Take a tip from the Bang on a Can All-Stars, who visibly had a gas delivering keen new scores from John Hollenbeck, Yoav Gal and Annie Gosfield during this year's People's Commissing Fund concert at Merkin Concert Hall on Wednesday night. Hollenbeck, a percussionist by trade, dealt mostly in complex stratifications of rhythm in his playful Rainbow Jimmies. Gal's Dr. King made canny use of rhythmic cadences provided by recordings of speeches by Martin Luther King, Jr.; his lovely music turned one happy phrase after another, but didn't dig especially deeply into the emotional core of what the words actually meant. Gosfield's Overvoltage Rumble was a serious art-rock gas, and a veritable concerto for keyboardist Lisa Moore, who drew upon a sampled vocabulary of sampled analog-synth smudges, smears and blurts.

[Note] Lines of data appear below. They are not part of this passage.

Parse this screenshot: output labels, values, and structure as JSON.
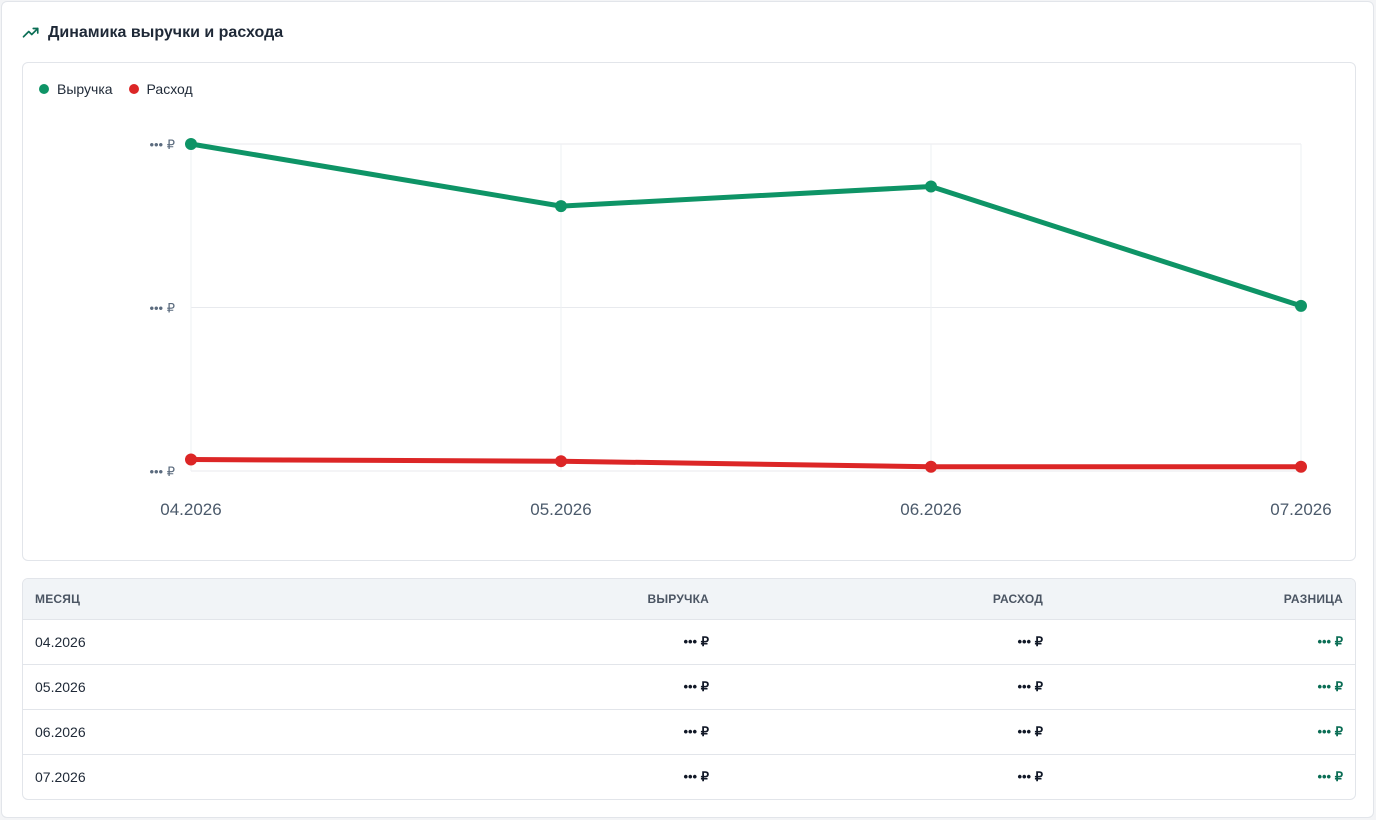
{
  "card": {
    "title": "Динамика выручки и расхода",
    "icon": "trending-up-icon"
  },
  "legend": [
    {
      "label": "Выручка",
      "color": "#0e9466"
    },
    {
      "label": "Расход",
      "color": "#dc2626"
    }
  ],
  "chart_data": {
    "type": "line",
    "categories": [
      "04.2026",
      "05.2026",
      "06.2026",
      "07.2026"
    ],
    "y_tick_labels": [
      "••• ₽",
      "••• ₽",
      "••• ₽"
    ],
    "y_ticks": [
      0,
      50,
      100
    ],
    "ylim": [
      0,
      100
    ],
    "grid": true,
    "legend_position": "top-left",
    "series": [
      {
        "name": "Выручка",
        "color": "#0e9466",
        "values": [
          100,
          81,
          87,
          50.5
        ]
      },
      {
        "name": "Расход",
        "color": "#dc2626",
        "values": [
          3.5,
          3,
          1.3,
          1.3
        ]
      }
    ]
  },
  "table": {
    "headers": {
      "month": "МЕСЯЦ",
      "revenue": "ВЫРУЧКА",
      "expense": "РАСХОД",
      "diff": "РАЗНИЦА"
    },
    "rows": [
      {
        "month": "04.2026",
        "revenue": "••• ₽",
        "expense": "••• ₽",
        "diff": "••• ₽"
      },
      {
        "month": "05.2026",
        "revenue": "••• ₽",
        "expense": "••• ₽",
        "diff": "••• ₽"
      },
      {
        "month": "06.2026",
        "revenue": "••• ₽",
        "expense": "••• ₽",
        "diff": "••• ₽"
      },
      {
        "month": "07.2026",
        "revenue": "••• ₽",
        "expense": "••• ₽",
        "diff": "••• ₽"
      }
    ]
  }
}
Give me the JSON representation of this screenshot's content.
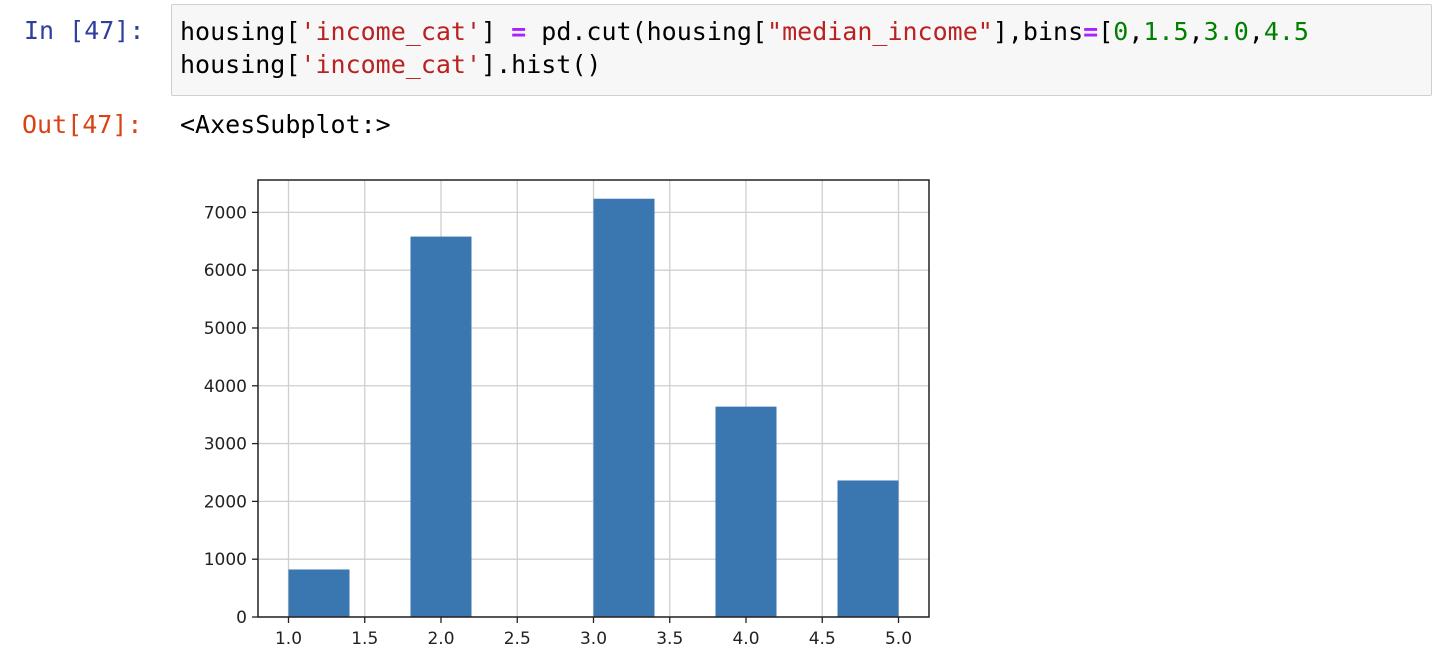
{
  "input_cell": {
    "prompt": "In [47]:",
    "line1": [
      {
        "t": "housing[",
        "c": "plain"
      },
      {
        "t": "'income_cat'",
        "c": "str"
      },
      {
        "t": "] ",
        "c": "plain"
      },
      {
        "t": "=",
        "c": "op"
      },
      {
        "t": " pd.cut(housing[",
        "c": "plain"
      },
      {
        "t": "\"median_income\"",
        "c": "str"
      },
      {
        "t": "],bins",
        "c": "plain"
      },
      {
        "t": "=",
        "c": "op"
      },
      {
        "t": "[",
        "c": "plain"
      },
      {
        "t": "0",
        "c": "num"
      },
      {
        "t": ",",
        "c": "plain"
      },
      {
        "t": "1.5",
        "c": "num"
      },
      {
        "t": ",",
        "c": "plain"
      },
      {
        "t": "3.0",
        "c": "num"
      },
      {
        "t": ",",
        "c": "plain"
      },
      {
        "t": "4.5",
        "c": "num"
      }
    ],
    "line2": [
      {
        "t": "housing[",
        "c": "plain"
      },
      {
        "t": "'income_cat'",
        "c": "str"
      },
      {
        "t": "].hist()",
        "c": "plain"
      }
    ]
  },
  "output_cell": {
    "prompt": "Out[47]:",
    "text": "<AxesSubplot:>"
  },
  "colors": {
    "bar": "#3a76b0",
    "grid": "#cfcfcf",
    "axis": "#222222"
  },
  "chart_data": {
    "type": "bar",
    "title": "",
    "xlabel": "",
    "ylabel": "",
    "grid": true,
    "xlim": [
      0.8,
      5.2
    ],
    "ylim": [
      0,
      7560
    ],
    "x_ticks": [
      1.0,
      1.5,
      2.0,
      2.5,
      3.0,
      3.5,
      4.0,
      4.5,
      5.0
    ],
    "x_tick_labels": [
      "1.0",
      "1.5",
      "2.0",
      "2.5",
      "3.0",
      "3.5",
      "4.0",
      "4.5",
      "5.0"
    ],
    "y_ticks": [
      0,
      1000,
      2000,
      3000,
      4000,
      5000,
      6000,
      7000
    ],
    "y_tick_labels": [
      "0",
      "1000",
      "2000",
      "3000",
      "4000",
      "5000",
      "6000",
      "7000"
    ],
    "bars": [
      {
        "x0": 1.0,
        "x1": 1.4,
        "value": 822
      },
      {
        "x0": 1.8,
        "x1": 2.2,
        "value": 6581
      },
      {
        "x0": 3.0,
        "x1": 3.4,
        "value": 7236
      },
      {
        "x0": 3.8,
        "x1": 4.2,
        "value": 3639
      },
      {
        "x0": 4.6,
        "x1": 5.0,
        "value": 2362
      }
    ]
  }
}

As for the remaining pieces on the program, Ornette Coleman's Haven't Been Where I Left and Hermeto Pascoal's Arapua (the latter arranged by All-Star Evan Ziporyn) allowed the players to sound off virtuosically in pieces that neatly approximated the native strengths of these two unorthodox composer-performers, and proved that percussionist David Cossin commands a temporal flexibility seldom encountered on the concert stage -- i.e., he actually swings, right down to a convincingly Billy Higgins-esque ripple in the Coleman piece. Edward Ruchalski's Another Infinity, a reprise from the first People's Commissioning Fund concert in 2000, provided the evening's richest music: an ostinato figure on guitar underpinned gamelan-like phrases from vibraphone and piano, while clarinet and cello intertwined in long, loving lines of counterpoint. Interviewed on stage, Ruchalski admitted that if he had to do it all over again, he'd erase some of the notes; I agreed, but only insofar as to think that a slightly trimmed piece would have presented his seductive soundworld just as aptly.
Playlist:
Peter Ilyich Tchaikovsky - Mazeppa - Irina Loskutova, Larissa Diadkova, Viktor Lutsiuk, Nikolai Putilin, Sergei Alexashkin, Kirov Opera/Valery Gergiev (Philips)
King Crimson - Fillmore East, New York City, November 21, 1969 and StadtHalle, Cologne, October 14, 1981 (DGMLive.com authorized FLAC downloads)
Leonard Bernstein - Candide Overture; Symphonic Dances from West Side Story; Symphonic Suite from On the Waterfront; Fancy Free - New York Philharmonic/Leonard Bernstein (Sony Classical)
Samuel Barber - Knoxville: Summer of 1915; Gian Carlo Menotti - "What a Curse for a Woman Is a Timid Man" (from The Old Maid and the Thief); John Harbison - Mirabai Songs; Igor Stravinsky - "No Word from Tom" (from The Rake's Progress) - Dawn Upshaw, Orchestra of St. Luke's/David Zinman (Nonesuch)
You know, I'm not a big Upshaw fan but I tend to cite the C that caps off "No Word from Tom" on that early disc as one of the best notes anyone ever sang. Always had mixed feelings about the Knoxville.